User behavior and feature interactions are crucial in deep learning-based recommender systems. There has been a diverse set of behavior modeling and interaction exploration methods in the literature. Nevertheless, the design of task-aware recommender systems still requires feature engineering and architecture engineering from domain experts. In this work, we introduce AMER, namely Automatic behavior Modeling and interaction Exploration in Recommender systems with Neural Architecture Search (NAS). The core contributions of AMER include the three-stage search space and the tailored three-step searching pipeline. In the first step, AMER searches for residual blocks that incorporate commonly used operations in the block-wise search space of stage 1 to model sequential patterns in user behavior.
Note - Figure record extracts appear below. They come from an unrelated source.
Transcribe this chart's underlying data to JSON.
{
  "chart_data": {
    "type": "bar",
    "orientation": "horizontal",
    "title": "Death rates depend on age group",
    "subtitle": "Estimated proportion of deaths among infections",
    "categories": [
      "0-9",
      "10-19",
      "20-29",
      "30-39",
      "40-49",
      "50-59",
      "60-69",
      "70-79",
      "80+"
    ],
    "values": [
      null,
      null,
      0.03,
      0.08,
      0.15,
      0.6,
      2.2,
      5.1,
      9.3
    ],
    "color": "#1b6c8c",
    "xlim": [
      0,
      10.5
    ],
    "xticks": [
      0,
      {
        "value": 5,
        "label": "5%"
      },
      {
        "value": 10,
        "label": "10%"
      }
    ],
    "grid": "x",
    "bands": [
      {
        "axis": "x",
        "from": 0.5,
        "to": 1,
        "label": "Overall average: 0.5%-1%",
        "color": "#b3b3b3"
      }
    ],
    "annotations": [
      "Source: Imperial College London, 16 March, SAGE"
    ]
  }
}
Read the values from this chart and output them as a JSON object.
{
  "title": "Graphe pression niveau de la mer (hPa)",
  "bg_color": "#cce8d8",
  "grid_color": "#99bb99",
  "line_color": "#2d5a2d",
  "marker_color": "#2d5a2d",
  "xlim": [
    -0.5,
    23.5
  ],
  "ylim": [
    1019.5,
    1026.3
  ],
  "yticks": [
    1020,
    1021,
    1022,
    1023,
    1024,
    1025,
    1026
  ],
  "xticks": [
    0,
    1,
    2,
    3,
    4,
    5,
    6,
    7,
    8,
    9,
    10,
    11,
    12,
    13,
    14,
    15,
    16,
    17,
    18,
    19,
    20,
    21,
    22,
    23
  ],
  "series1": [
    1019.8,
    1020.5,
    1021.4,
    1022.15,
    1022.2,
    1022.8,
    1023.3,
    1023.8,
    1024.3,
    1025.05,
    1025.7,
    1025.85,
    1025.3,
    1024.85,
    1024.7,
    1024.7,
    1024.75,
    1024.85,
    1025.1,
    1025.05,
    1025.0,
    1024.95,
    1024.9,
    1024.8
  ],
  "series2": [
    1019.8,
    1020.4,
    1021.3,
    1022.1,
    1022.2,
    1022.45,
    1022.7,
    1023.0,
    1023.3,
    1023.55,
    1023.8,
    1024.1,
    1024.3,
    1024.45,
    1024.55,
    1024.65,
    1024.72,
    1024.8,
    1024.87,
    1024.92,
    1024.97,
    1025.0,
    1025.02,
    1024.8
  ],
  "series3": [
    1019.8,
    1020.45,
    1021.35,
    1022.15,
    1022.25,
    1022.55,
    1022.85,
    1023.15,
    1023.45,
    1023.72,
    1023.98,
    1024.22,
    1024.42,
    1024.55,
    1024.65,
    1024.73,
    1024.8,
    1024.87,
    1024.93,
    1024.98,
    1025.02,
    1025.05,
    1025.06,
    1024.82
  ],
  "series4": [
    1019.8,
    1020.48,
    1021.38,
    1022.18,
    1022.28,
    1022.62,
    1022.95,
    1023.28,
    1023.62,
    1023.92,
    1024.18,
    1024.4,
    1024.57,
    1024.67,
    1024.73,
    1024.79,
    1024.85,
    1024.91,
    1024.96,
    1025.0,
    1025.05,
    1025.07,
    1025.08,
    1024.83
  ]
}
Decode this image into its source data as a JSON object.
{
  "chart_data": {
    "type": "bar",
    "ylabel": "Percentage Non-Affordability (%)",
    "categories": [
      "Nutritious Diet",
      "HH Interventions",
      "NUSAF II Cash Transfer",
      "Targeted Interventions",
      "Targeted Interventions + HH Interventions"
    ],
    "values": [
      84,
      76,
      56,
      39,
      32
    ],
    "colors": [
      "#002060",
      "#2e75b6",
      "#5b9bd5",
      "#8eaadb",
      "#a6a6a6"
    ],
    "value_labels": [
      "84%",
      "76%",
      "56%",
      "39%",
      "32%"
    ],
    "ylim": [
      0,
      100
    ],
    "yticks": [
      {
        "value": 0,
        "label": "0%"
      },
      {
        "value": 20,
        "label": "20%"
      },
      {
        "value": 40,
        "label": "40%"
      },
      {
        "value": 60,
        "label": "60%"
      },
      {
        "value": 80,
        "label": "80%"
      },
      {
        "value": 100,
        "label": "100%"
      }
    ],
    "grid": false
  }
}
In the second step, it progressively investigates useful low-order and high-order feature interactions in the non-sequential interaction space of stage 2. Finally, an aggregation multi-layer perceptron (MLP) with shortcut connection is selected from flexible dimension settings of stage~3 to combine features extracted from the previous steps. For efficient and effective NAS, AMER employs the one-shot random search in all three steps. Further analysis reveals that AMER's search space could cover most of the representative behavior extraction and interaction investigation methods, which demonstrates the universality of our design. The extensive experimental results over various scenarios reveal that AMER could outperform competitive baselines with elaborate feature engineering and architecture engineering, indicating both effectiveness and robustness of the proposed method.